SAN DIEGO (CNS) – A massive effort to create a multi-year plan to deal with the city of San Diego’s billion-dollar infrastructure deficit should be completed by November or December, the director of public works said Wednesday.

In a report to the City Council’s Infrastructure Committee, James Nagelvoort said he is waiting for facility condition assessments to be completed, to incorporate infrastructure expenses into a five-year financial outlook the mayor’s office puts out each fall, and for other city departments to update their service level needs.

Service levels for the fire department, for example, include desired response times to emergency calls.

Nagelvoort said departments have been given forms to fill out listing their expected service levels for various functions, which are determined by neighborhood plans, state and federal mandates, and industry standards.

“I will tell you, though, it’s coming together quite well,” Nagelvoort said. “It is significantly more work than we ever thought it would be, but we’re still very much committed to getting the project done.”

He said that, among other things, the department has conducted numerous public meetings over the past year and been swamped by thousands of suggestions of things that need fixing.

The infrastructure plan will prioritize road, building, stormwater and park projects over the next several years, determine their costs and determine financial strategies.

It’s a top priority for committee Chairman Mark Kersey and should help the city begin to address a backlog of work valued at well over $1 billion.
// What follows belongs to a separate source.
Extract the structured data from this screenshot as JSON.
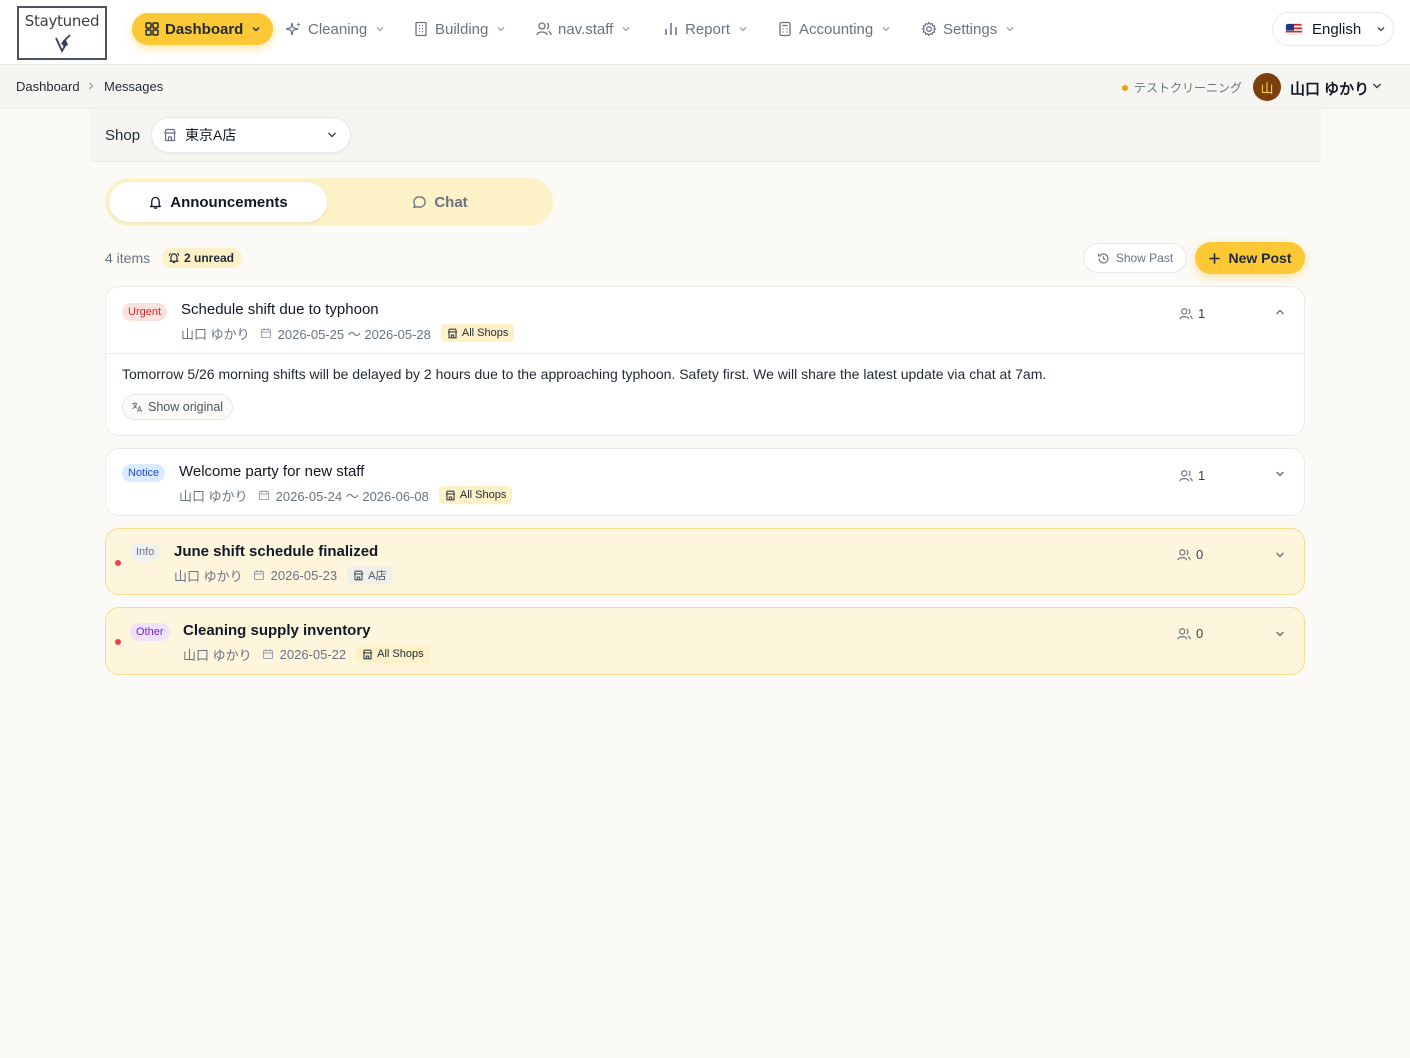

A multi-year plan will also ease the budgeting process, because individual projects are often funded by multiple sources, with money actually coming in during different years.

“I don’t expect this to be a perfect document when we get it towards the end of this year,” Kersey said. “I would suggest that getting some good starting data in there – especially on service levels where we’re tackling something we really haven’t tackled before – that we get it in there and then it gets refined over time.”

The committee members voted unanimously to accept the report.